とにかく昨日は『時計一族』という詩集を、なかほどから最後まで読んでしまいましたが、おかげで私の中でも一区切りついた感があり、ほっとしています。
天童大人氏プロデュースのこのシリーズは昨日の私の回で第231回目でした。
マイクなし、声だけでひとり1時間の朗読勝負というのは、聞く側もたいへんですが読む側としても、作品の内容だけでなく自分自身の声と身体がためされるという、恐ろしくも喜ばしい体験であって、それに私の詩は1行が長かったり詩が長かったりしますし、役者でもなく演出もないこの読みをみんな退屈しないで聞いてくれるのかなとか、いろいろと不安がつきまといました。
ですが4月に続いて2回目をやったあとにあらためて発見するのは、演劇でもなくNHK的ないわゆる「朗読」でもない、声を聞く、声を出す、というタイプの「詩の表現」があるのだ、ということです。
天童氏のこのシリーズに出会うまでは私はたしかに詩人が自作の詩を読むという行為について誤解していたと思いますが、それもきっと無理はなく、いまの日本では、マイクや演出をいっさい取り去ったシンプルな環境である程度の時間しっかりと「声」を聞く機会などほとんどなく、ましてやそのような「声を出す機会」ときたらもっと少ないわけで、詩の朗読も例外ではありません。
ポエトリーリーディングといってもほとんどは一人5分とか10分程度、マイクにむかったり音楽とコラボしたり、という形式で、それはそれでけっして悪くはないのですが、私自身は心の底からおもしろいと思ったことがなかった。
このブログでも何度かとりあげた俳優の阿部一徳さんは、一人芝居という形式で「テキストの読み」と「演技」が絶妙に溶け合うすばらしい時空間を作っておられますが、詩人の朗読という形式にはそういったことは無理なのではないかと思っていました。
しかしどうも、天童大人プロデュースの「詩人の声」を聴くかぎりでは、けっしてそういうわけではないらしい。とはいえ詩人は役者ではない、演ずるというふうには考えていないので、阿部一徳さんのようなことはできない(し、しないほうがいいのかもしれない)。
ところで、声に出して読む表現はそれ自体でかならず「解釈つき」です。
昨日、終わったあとで感想を聞いた方が、「詩集を読んでいたときはわりと平坦に読んでいたけれども、声に出して読まれるとよりわかりやすくなる」というようなことを言ってくださいました。同様のことをその後で他の方も言っておられましたが、たしかに私はあの『時計一族』というややこしくて長大なおはなしの構想者であるので、私の構想に沿った解釈つきの読みをやっているはずであり、そこには文字に書かれた以上の「声」、音韻による情報がたくさん入っていますから、わかりやすくなっているのも当然、というよりむしろ、声にだして読む以上はそうでなければならないのかもしれない。

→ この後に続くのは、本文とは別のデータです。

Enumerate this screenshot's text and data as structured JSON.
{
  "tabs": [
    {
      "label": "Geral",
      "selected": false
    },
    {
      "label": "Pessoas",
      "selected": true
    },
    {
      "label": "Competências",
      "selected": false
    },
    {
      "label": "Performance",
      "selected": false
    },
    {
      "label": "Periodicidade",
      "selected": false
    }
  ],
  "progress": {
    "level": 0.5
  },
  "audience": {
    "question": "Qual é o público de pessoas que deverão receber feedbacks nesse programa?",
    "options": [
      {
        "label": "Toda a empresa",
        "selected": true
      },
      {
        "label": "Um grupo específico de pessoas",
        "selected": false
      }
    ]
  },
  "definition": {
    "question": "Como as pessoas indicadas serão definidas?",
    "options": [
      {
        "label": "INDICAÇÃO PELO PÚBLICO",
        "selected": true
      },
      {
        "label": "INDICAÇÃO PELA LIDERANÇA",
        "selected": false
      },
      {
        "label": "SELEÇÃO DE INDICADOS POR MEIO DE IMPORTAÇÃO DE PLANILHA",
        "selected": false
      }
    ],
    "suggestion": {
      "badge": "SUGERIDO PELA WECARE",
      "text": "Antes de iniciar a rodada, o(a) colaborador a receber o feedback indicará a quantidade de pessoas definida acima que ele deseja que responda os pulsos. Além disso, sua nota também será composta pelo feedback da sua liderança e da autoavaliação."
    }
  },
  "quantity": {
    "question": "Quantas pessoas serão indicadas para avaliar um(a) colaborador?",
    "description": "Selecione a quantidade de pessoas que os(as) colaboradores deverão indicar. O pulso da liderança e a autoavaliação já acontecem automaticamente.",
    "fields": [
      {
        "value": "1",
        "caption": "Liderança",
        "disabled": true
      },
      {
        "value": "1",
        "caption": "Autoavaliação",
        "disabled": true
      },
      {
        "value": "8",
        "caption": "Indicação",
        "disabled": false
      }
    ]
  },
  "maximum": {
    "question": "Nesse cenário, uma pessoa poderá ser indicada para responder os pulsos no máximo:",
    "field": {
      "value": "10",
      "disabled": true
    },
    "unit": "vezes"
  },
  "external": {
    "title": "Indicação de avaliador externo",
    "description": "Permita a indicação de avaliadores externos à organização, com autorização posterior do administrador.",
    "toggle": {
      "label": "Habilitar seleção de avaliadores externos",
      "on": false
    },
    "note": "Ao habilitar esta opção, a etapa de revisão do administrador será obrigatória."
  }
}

そしてこれはまた、私でないほかの人が声にだして読んだとき、その人の作品理解により、時計一族という作品の可能性がさらに広げられる、ということも示唆している。
というかむしろこれは考えてみれば当たり前の話なのでしょうが、前述のとおり私には長いこと「自分で声に出す」という発想が欠落していたので、このような可能性に目が閉ざされていたのだと思います。ヤコブソンが示唆するとおり、言葉として表現されたもの、それは文字だけでなく音韻、抑揚も、また文法形式も含むわけですが、それはすべてなんらかの表現上の役割を負っており、無駄なものなどなにもない。私たちはたしかに、声を忘れてはならないのでしょう。
あたらしい発見をくださいました天童大人氏、また、私の声を聴くことによって空間を完成してくださいました皆様に感謝いたします。